Interestingly, the two main parties are in crisis. Cameron has been astute enough to step down and let his skeptical party opponents determine if a Brexit is even possible. The Blairite “liberal” faction of the Labor Party has seized the opportunity to overthrow Corbyn, who advocates a democratic turn within the party, but to the left. Corbyn finds himself with the difficult task of finding an emotional – and effective – democratic language that is anti-racist but speaks for a people against their enemies. Its enemies in this case being a transnational ruling class.

Meanwhile, in the United States, two versions of the liberal in liberal democracy were represented by the campaigns of Hillary Clinton and Jeb Bush. The former was able to reject a version of democracy, the latter was not. It may seem tendentious to regard both Bush and Clinton as “liberals” and even more so to treat their challengers, Bernie Sanders and Donald Trump as “Democrats,” but there is a specific meaning of the two terms in which this makes sense. .

Liberal has here more its classic meaning than American. Both Clinton and Bush stood for the rule of law, private property, limited government (with some concessions to certain interest groups, of course), and a rather abstract idea of ​​what it means to be an American citizen. Democracy also has a very special meaning.
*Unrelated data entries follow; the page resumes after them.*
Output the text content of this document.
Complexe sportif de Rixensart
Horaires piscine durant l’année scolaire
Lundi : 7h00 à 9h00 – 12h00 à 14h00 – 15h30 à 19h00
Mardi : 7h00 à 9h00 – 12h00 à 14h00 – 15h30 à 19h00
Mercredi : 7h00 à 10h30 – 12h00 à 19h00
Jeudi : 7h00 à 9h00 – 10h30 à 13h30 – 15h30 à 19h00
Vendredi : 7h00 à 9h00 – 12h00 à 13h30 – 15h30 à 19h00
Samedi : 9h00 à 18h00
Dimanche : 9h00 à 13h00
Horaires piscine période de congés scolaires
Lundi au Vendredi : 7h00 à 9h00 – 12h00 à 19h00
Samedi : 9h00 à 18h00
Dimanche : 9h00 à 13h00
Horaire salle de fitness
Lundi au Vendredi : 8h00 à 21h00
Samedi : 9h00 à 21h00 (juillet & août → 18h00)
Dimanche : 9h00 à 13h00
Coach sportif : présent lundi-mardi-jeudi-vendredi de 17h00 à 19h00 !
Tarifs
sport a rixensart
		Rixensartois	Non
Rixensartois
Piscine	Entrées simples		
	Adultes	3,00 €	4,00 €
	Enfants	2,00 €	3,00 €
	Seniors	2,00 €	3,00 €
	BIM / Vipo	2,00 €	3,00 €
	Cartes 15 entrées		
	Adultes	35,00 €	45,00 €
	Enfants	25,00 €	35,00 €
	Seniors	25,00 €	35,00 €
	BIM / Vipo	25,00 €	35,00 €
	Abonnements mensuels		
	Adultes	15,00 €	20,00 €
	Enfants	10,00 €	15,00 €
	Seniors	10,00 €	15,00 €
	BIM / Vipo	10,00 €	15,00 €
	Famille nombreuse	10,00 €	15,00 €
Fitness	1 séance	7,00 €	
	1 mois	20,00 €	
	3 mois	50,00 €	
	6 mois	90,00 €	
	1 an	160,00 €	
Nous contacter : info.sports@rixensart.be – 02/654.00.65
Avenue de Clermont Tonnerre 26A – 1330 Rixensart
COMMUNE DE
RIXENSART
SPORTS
Sanders and Trump both point to a rather stronger sense of what it means to be included as a citizen in protests, and a corresponding sense of exclusion. For Sanders, what is excluded is “Wall Street”, for Trump, what is excluded is the foreigner.

These are very different versions of the demos. One is close to being class based while the other is nationalist and chauvinist. Interestingly, the two combined a strong sense of who demos are against with a strong sense of what demos can share. At least in the first part of his campaign, Trump was careful to support existing social and health benefits for those who, in narrow and racist terms, are seen as deserving members of the protests. Sanders, on the other hand, pointed to free higher education. In very different ways, these democratic challengers have appealed to a stronger sense of participation in protests. Citizenship is not just an abstract category, but a felt sense of belonging and sharing.
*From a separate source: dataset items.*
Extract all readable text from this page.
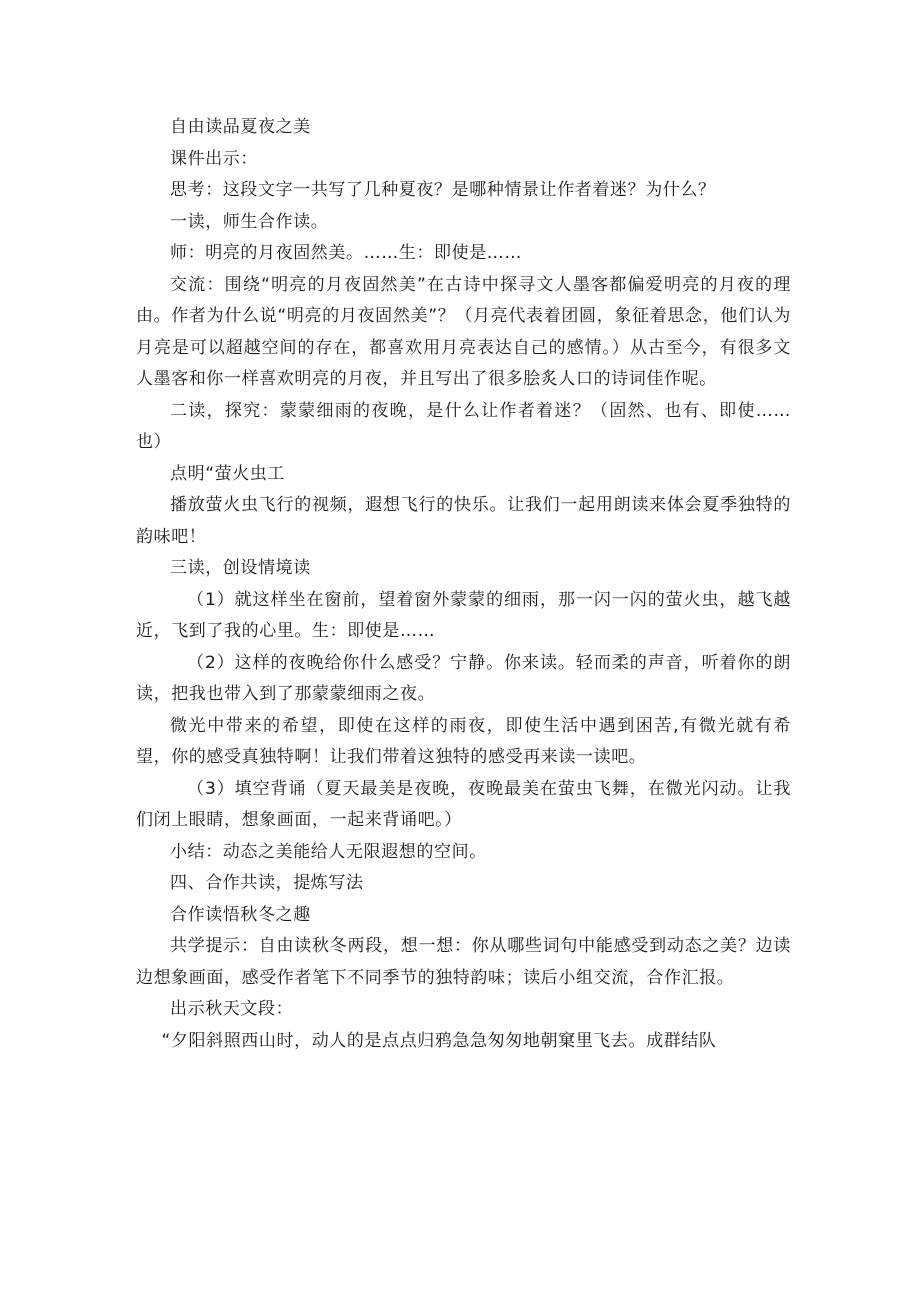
自由读品夏夜之美

课件出示：

思考：这段文字一共写了几种夏夜？是哪种情景让作者着迷？为什么？

一读，师生合作读。

师：明亮的月夜固然美。……生：即使是……

交流：围绕“明亮的月夜固然美”在古诗中探寻文人墨客都偏爱明亮的月夜的理由。作者为什么说“明亮的月夜固然美”？（月亮代表着团圆，象征着思念，他们认为月亮是可以超越空间的存在，都喜欢用月亮表达自己的感情。）从古至今，有很多文人墨客和你一样喜欢明亮的月夜，并且写出了很多脍炙人口的诗词佳作呢。

二读，探究：蒙蒙细雨的夜晚，是什么让作者着迷？（固然、也有、即使……也）

点明“萤火虫工

播放萤火虫飞行的视频，遐想飞行的快乐。让我们一起用朗读来体会夏季独特的韵味吧！

三读，创设情境读

（1）就这样坐在窗前，望着窗外蒙蒙的细雨，那一闪一闪的萤火虫，越飞越近，飞到了我的心里。生：即使是……

（2）这样的夜晚给你什么感受？宁静。你来读。轻而柔的声音，听着你的朗读，把我也带入到了那蒙蒙细雨之夜。

微光中带来的希望，即使在这样的雨夜，即使生活中遇到困苦,有微光就有希望，你的感受真独特啊！让我们带着这独特的感受再来读一读吧。

（3）填空背诵（夏天最美是夜晚，夜晚最美在萤虫飞舞，在微光闪动。让我们闭上眼睛，想象画面，一起来背诵吧。）

小结：动态之美能给人无限遐想的空间。

四、合作共读，提炼写法

合作读悟秋冬之趣

共学提示：自由读秋冬两段，想一想：你从哪些词句中能感受到动态之美？边读边想象画面，感受作者笔下不同季节的独特韵味；读后小组交流，合作汇报。

出示秋天文段：

“夕阳斜照西山时，动人的是点点归鸦急急匆匆地朝窠里飞去。成群结队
American policy is perhaps not so exceptional here. Many political regimes are experiencing something similar. The dominant parties of center-right and center-left complexion find themselves challenged by the left and the right, sometimes by a more clearly socialist left and a right which is in direct and obvious continuity with the fascist formations of the past. This version of liberalism often referred to as neoliberalism finds itself under pressure from its former rivals, both of which can in turn be seen as competing versions of a democratic challenge. In some cases, as in Greece, the democratic force of the left has prevailed; in others, such as Poland or Hungary, the democratic force of the right has prevailed. In Austria, the presidential election ended up being a hotly contested affair between the environmental candidate and a far-right neo-fascist.

Two different types of stress could separate liberal democracy. One is austerity. A regime stripped of at least regulatory functionality in favor of financial plunder provokes backlash against the liberal side of liberal democracy to which class and nation versions of democracy may appear as an alternative. In Greece, for once, it favored the demonstrations of the left, although once Syriza was elected, it turned out that there was not much they could do – or were ready to do. – about austerity.

The other stress is the global refugee crisis. It now seems reasonable to say that climate change is adding to the usual series of geopolitical shenanigans leading to destabilization on the fringes of the imperial system. Aridity is spreading in North Africa, the Middle East and Central Asia. Millions of people are on the move. Both in the states of the European Union and in Australia, the right-wing versions of the protests as a shared national affiliation are extremely popular. Both center-left and center-right parties find themselves forced to accommodate these right-wing protests into otherwise liberal versions of politics, more concerned with turning the wheels of commerce.